Let’s go back in the history of sports diplomacy. In April of 1971, the United States Table Tennis team and accompanying journalists became the first American sports delegation to set foot in the Chinese capital since 1949. The Chinese team visited America a year later and a new term was born: Ping Pong Diplomacy. Russian and Canadian hockey fans may remember their Summit Series of 1972.

Less than a month after the table tennis team visited Beijing, San Diego Padres manager Preston Gomez told reporters that he wanted to have a Cuban tour of major leaguers. It would be an opportunity for players such as Tony Oliva, Tony Perez and Tony Taylor to visit their homeland for the first time in a decade. (Incidentally, Gomez’s given first name was Pedro, but there were a handful of Pedro Gomezes in Cuban baseball at the time, so a sportswriter hung Preston on him. Preston was the name of a sugar mill in his hometown. It’d be like naming a Detroit–area player Buick McKenzie.) Gomez said that Kuhn was on board but that they were awaiting State Department approval. Reportedly, the trip was eventually canceled because of protests by Cuban exiles in South Florida.

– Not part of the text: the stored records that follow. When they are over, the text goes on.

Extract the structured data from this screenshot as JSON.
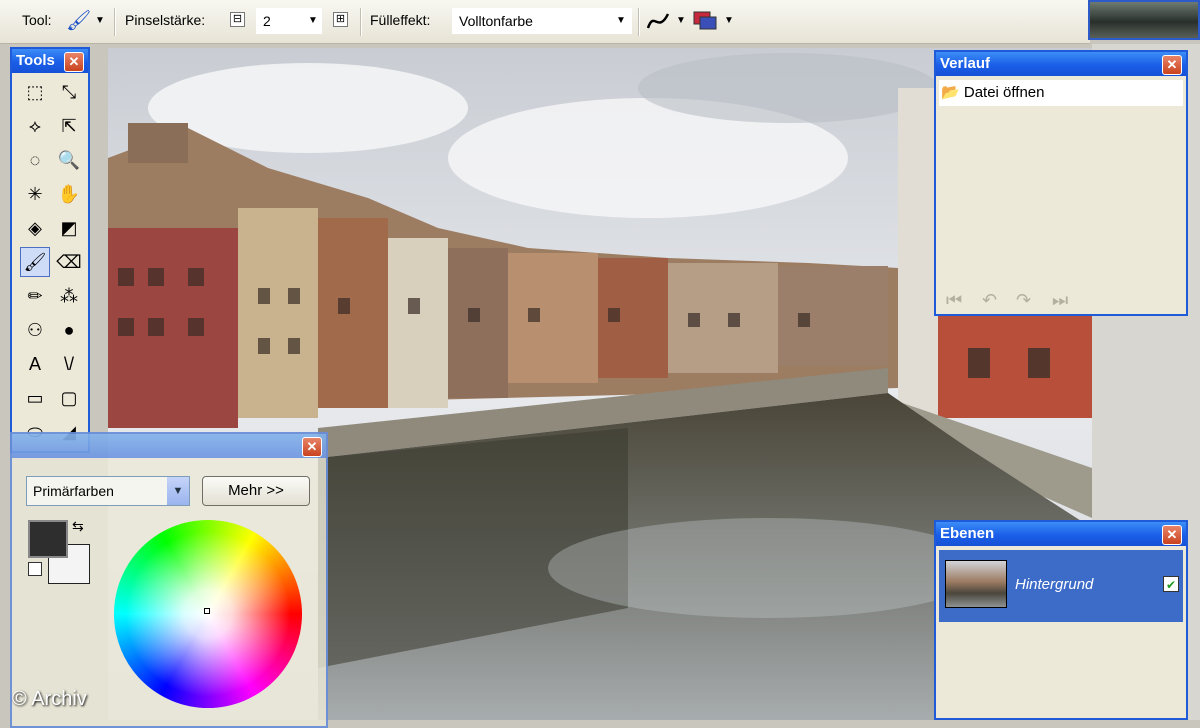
{
  "toolbar": {
    "tool_label": "Tool:",
    "brush_label": "Pinselstärke:",
    "brush_value": "2",
    "fill_label": "Fülleffekt:",
    "fill_value": "Volltonfarbe",
    "minus": "⊟",
    "plus": "⊞"
  },
  "tools_window": {
    "title": "Tools",
    "close": "✕",
    "items": [
      {
        "icon": "⬚",
        "name": "rectangle-select-icon"
      },
      {
        "icon": "⤡",
        "name": "move-selection-icon"
      },
      {
        "icon": "⟡",
        "name": "lasso-select-icon"
      },
      {
        "icon": "⇱",
        "name": "move-selected-icon"
      },
      {
        "icon": "◌",
        "name": "ellipse-select-icon"
      },
      {
        "icon": "🔍",
        "name": "zoom-icon"
      },
      {
        "icon": "✳",
        "name": "magic-wand-icon"
      },
      {
        "icon": "✋",
        "name": "pan-icon"
      },
      {
        "icon": "◈",
        "name": "paint-bucket-icon"
      },
      {
        "icon": "◩",
        "name": "gradient-icon"
      },
      {
        "icon": "🖌",
        "name": "paintbrush-icon"
      },
      {
        "icon": "⌫",
        "name": "eraser-icon"
      },
      {
        "icon": "✏",
        "name": "pencil-icon"
      },
      {
        "icon": "⁂",
        "name": "color-picker-icon"
      },
      {
        "icon": "⚇",
        "name": "clone-stamp-icon"
      },
      {
        "icon": "●",
        "name": "recolor-icon"
      },
      {
        "icon": "A",
        "name": "text-icon"
      },
      {
        "icon": "\\/",
        "name": "line-curve-icon"
      },
      {
        "icon": "▭",
        "name": "rectangle-icon"
      },
      {
        "icon": "▢",
        "name": "rounded-rectangle-icon"
      },
      {
        "icon": "⬭",
        "name": "ellipse-icon"
      },
      {
        "icon": "◢",
        "name": "freeform-shape-icon"
      }
    ]
  },
  "history_window": {
    "title": "Verlauf",
    "close": "✕",
    "item": "Datei öffnen",
    "buttons": [
      "⏮",
      "↶",
      "↷",
      "⏭"
    ]
  },
  "layers_window": {
    "title": "Ebenen",
    "close": "✕",
    "layer_name": "Hintergrund",
    "check": "✔"
  },
  "colors_window": {
    "close": "✕",
    "palette_select": "Primärfarben",
    "more_button": "Mehr >>",
    "swap_icon": "⇆",
    "primary_color": "#2e2e2e",
    "secondary_color": "#f4f4f4"
  },
  "watermark": "© Archiv"
}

To say that the two countries hadn’t seen eye to eye since the Cuban Revolution is an understatement. There had been no diplomatic relations since 1961. In the late ’60s and early ’70s, it was practically a fad to skyjack planes to Cuba. In 1969, there were 70 successful skyjackings worldwide; 58 went to Cuba. In 1970, 54 hijackings—31 to Cuba. In 1971, 22 hijackings—13 to Cuba. In November of 1972, three men successfully hijacked a Southern Airways DC-9 from Birmingham to multiple locations in the United States, one Canadian city and finally to Cuba with $2 million and 10 parachutes. At McCoy Air Force Base in Orlando, the FBI shot out the tires and the plane finally landed on a partially foam-covered runway in Havana. The three hijackers were seized by the Cubans, as was the $2 million. This incident led to a brief treaty between the U.S. and Cuba to extradite hijackers.

In late September of 1974, Senators Jacob Javits and Claiborne Pell landed in Havana. As young TV producer Barry Jagoda watched footage of this, he had an idea. If ping pong diplomacy helped open up China, why not try baseball diplomacy with Cuba? He discussed this idea with his friend and fellow producer Richard Cohen. Cohen liked the idea, and they spent over $10,000 of their own money to try and bring this idea to fruition.

One of their first steps was to take this idea to Bowie Kuhn. Jagoda expected Kuhn to be like his media image: a stuffy conservative type. But he was pleasantly surprised at the commissioner’s enthusiasm for the idea. He agreed to look into it.

At a dinner party hosted by NBC president Herb Schlosser around the holidays, Kuhn approached Secretary of State Henry Kissinger about a possible Cuba-US game. (Interesting aside: later that year, Kuhn and Schlosser would watch the very first episode of Saturday Night Live together as they stayed in Boston for the World Series. It took a while, but the episode eventually had the commissioner laughing. Thought Schlosser, “Well, if he liked it, it’s going to have a wider audience than most people think.”) Kuhn then sent a follow up letter to Kissinger. Kuhn had some connections in the State Department. He knew Assistant Secretary of State for Inter-American Affairs William D. Rogers. Both were Princeton alums and Rogers had worked at Arnold & Porter with Paul Porter, who was one of Kuhn’s legal idols.

Preston Gomez had a hand in the planned trip, acting as a go-between between Kuhn and Cuba. Meanwhile, Jagoda and Cohen were doing some negotiating of their own. They traveled to Havana by way of the Czechoslovakian Embassy and met with officials from INDER, the Cuban sports governing body. The two of them borrowed a typewriter and typed up a proposal under a palm tree outside the Hotel Nacional.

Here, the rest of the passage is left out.